World eaters feels like such a terrible matchup. All of their units are just so broken and just eats twice their points without even a sweat. They do it by accident. Even when I make the play and do a good charge or similar it is just costly. The only way to have a chance against world eaters is cheese. Moveblock hard to abuse the fact that their half deathstars gets a little stuck and cant move to their best positions. Especially good on terrain heavy boards. Then proceed to nuke from orbit with like 3 exocrines and some more solid shooting. Pray not even one of their deathstars reaches anything for it is instantly annihilated without inflicting almost any damage back. Even if they attacked a tripple carnifex with old one eye or a broodlord, they are unlikely to take much damage from it. GW just arent very good at balancing things like this :p
clock should be mandatory
28:00 lore accurate custodes would’ve destroyed your whole army turn one with half the models XD they’re so underpowered compared to lore
Based (on 25s)
The only time I would use a clock offensively is with people I know to be slow players. It is infuriating to pay money to go to an event and then play a game where you don’t get past turn 3.
260 points right?
Has mordian gone and joined a militia?
WTF is a mordian (¬_¬)? Thanks James Workshop
Honestly, you didn't use the clock as a weapon. You didnt "know" that your opponents would clock themselves. You just recognized a blindspot of the current tournament community. You're not bringing this swarm to clock your opponents, you're bringing a classic style of army and your opponents are clocking themselves.
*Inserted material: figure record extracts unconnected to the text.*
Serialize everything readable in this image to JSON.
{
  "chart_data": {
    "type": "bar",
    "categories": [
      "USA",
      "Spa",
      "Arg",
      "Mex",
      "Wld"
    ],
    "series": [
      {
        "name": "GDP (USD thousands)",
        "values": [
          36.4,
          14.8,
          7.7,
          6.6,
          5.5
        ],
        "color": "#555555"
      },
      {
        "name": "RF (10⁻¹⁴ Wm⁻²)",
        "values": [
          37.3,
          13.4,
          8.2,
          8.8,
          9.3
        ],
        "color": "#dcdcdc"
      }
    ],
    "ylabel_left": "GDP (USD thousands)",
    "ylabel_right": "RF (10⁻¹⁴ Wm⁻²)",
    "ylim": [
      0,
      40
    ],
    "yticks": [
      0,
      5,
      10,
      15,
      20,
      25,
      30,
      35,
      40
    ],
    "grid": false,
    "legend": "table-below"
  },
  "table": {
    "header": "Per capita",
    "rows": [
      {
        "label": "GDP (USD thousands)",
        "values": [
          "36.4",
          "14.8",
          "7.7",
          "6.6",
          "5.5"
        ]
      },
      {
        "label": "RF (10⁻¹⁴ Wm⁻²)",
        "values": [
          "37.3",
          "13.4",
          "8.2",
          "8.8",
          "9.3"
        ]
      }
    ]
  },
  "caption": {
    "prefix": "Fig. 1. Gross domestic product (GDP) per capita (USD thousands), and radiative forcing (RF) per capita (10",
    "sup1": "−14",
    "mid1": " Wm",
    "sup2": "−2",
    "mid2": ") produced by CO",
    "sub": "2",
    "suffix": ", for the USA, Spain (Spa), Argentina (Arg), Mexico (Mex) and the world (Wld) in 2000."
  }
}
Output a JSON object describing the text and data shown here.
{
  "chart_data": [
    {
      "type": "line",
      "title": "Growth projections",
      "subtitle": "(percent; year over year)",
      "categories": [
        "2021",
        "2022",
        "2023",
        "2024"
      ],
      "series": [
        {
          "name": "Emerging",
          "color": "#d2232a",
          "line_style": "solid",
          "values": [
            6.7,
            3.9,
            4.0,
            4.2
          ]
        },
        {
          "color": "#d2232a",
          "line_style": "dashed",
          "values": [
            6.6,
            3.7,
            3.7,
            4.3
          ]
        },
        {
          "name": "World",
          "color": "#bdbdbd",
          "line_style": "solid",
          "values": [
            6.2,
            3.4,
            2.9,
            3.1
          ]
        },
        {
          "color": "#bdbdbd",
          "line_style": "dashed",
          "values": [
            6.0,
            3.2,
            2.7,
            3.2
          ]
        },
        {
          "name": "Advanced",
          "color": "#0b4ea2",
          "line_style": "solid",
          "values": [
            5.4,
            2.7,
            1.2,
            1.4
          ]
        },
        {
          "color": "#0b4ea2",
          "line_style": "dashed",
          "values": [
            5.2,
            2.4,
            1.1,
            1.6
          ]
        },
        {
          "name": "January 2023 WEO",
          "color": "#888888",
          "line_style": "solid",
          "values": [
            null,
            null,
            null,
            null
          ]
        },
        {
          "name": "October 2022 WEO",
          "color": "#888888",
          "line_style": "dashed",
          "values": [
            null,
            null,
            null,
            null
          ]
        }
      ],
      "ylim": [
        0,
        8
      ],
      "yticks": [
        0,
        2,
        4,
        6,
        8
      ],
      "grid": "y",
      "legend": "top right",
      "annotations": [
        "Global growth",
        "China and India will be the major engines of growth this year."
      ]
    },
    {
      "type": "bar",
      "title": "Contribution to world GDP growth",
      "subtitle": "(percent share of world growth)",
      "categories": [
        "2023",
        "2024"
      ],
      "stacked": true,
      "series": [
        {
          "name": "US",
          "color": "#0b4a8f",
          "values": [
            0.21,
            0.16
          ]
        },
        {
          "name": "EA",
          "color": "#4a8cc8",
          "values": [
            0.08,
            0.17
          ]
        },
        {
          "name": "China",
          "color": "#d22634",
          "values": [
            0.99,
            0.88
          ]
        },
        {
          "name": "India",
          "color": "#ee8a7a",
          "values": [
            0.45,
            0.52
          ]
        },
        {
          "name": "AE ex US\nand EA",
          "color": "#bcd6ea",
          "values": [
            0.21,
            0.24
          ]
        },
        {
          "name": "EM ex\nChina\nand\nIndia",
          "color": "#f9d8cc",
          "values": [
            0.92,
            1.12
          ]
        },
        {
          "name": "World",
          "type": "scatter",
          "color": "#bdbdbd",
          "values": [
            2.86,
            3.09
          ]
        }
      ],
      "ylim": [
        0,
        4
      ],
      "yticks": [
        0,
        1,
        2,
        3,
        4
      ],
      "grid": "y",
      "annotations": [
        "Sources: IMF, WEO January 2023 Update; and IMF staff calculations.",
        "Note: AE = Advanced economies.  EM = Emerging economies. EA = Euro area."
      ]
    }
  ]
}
As always, a bit of leeway is always sportsmanlike. But if they have 5 minutes by the start of turn 3, that seems like a valuable lesson in concise, equal playtime.
Imagine you practice and can play your army well. Then you show up to a tournament and each game you get one hour and your opponent gets 2 hours to really sit and plan out each of their actions... That would bee pretty unfair in my eyes. That's what is happening, whether or not it is intentional.
Wow the terrain is really sad, though i am extremely biased against competitive terrain in general. Having boards with completely unpainted terrain is extremely unprofessional imo, why should players have to paint their armies when the organiser who they are paying can't be bothered providing a decent experience.
@@cameronbradley8390 Forcing paiting miniatures is also sad.
@@cameronbradley8390 this terrain looks better than half-painted foamboard and foam hills. I don't see the problem with having simplistic terrain, especially for a medium-large event. Terrain takes rime to set up, take down; and space to maintain. This terrain looks like it takes care of the storage part of that equation.